I think what you're confusing is the different uses of the word "closed". In calculus, analysis and topology, a subset $A$ of a space $X$ can be closed. Depending on the author, and the "strictness" of language involved, this usually means either of the three following:
- Boundary points of $A$ are included in $A$.
- Any sequence of points in $A$ which converges to a point in $X$ converges to a point in $A$.
- The complement $X\setminus A$ is open.
However, whenever you have an operation ("structure") on any set $A$, we say that $A$ is closed under this operation if applying the operation doesn't take you out of the set. For instance, the natural numbers aren't closed under subtraction, but the integers are. The integers again aren't closed under division, but the rational numbers are.
If the set $A$ is a closed subset of a space $X$ (as in the first paragraph), then it is for instance closed under the operation of closure (basically adding all the boundary points; if they're all in $A$ already, then it won't change anything), and under limits.

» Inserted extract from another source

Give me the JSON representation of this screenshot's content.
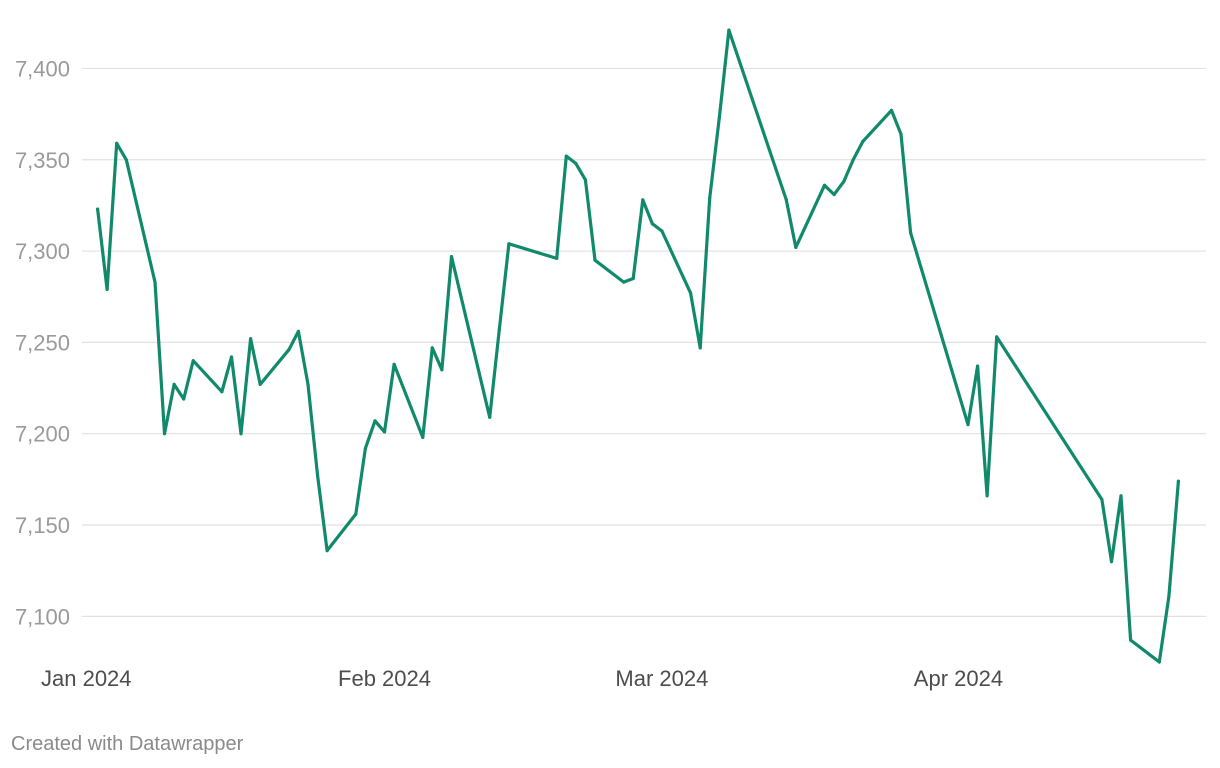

The interval $[0, 1]$, then is closed. The boundary points are $\{0\}$ and $\{1\}$, and they are part of that interval. If you have a converging sequence $x_i$ with $0 \leq x_i\leq 1$ for all $i$, then it cannot converge to a negative number, or to a number greater than $1$, so taking the limits keeps us inside our interval.
The interval $(0, 1)$ is not closed, since the boundary points are not part of the interval. Also, for instance the sequence $x_i = \frac{1}{i + 1}$ fulfills $x_i \in (0, 1)$, and it does converge, but the limit of the sequence is not contained in $(0, 1)$.
Now, for compactness, at least on the number line, in the plane, and so on (the Euclidian spaces, collectively known as $\Bbb R^n$), a set is compact iff it is closed and bounded. For general metric spaces, you need to change "bounded" to "totally bounded", and in general topology, the concept of "bounded" doesn't even make sense.
In topology and analysis, there are several very nice properties of finite sets of points which are better preserved in general by compact sets than countable, even though compact sets are not intrinsically limited in the number of points they can contain. For instance, if you have a continuous function from a space $X$ to the real number line, then if $X$ is compact, $f$ obtains a true maximum and minimum value. That would not neccessarily be the case if $X$ was countable instead.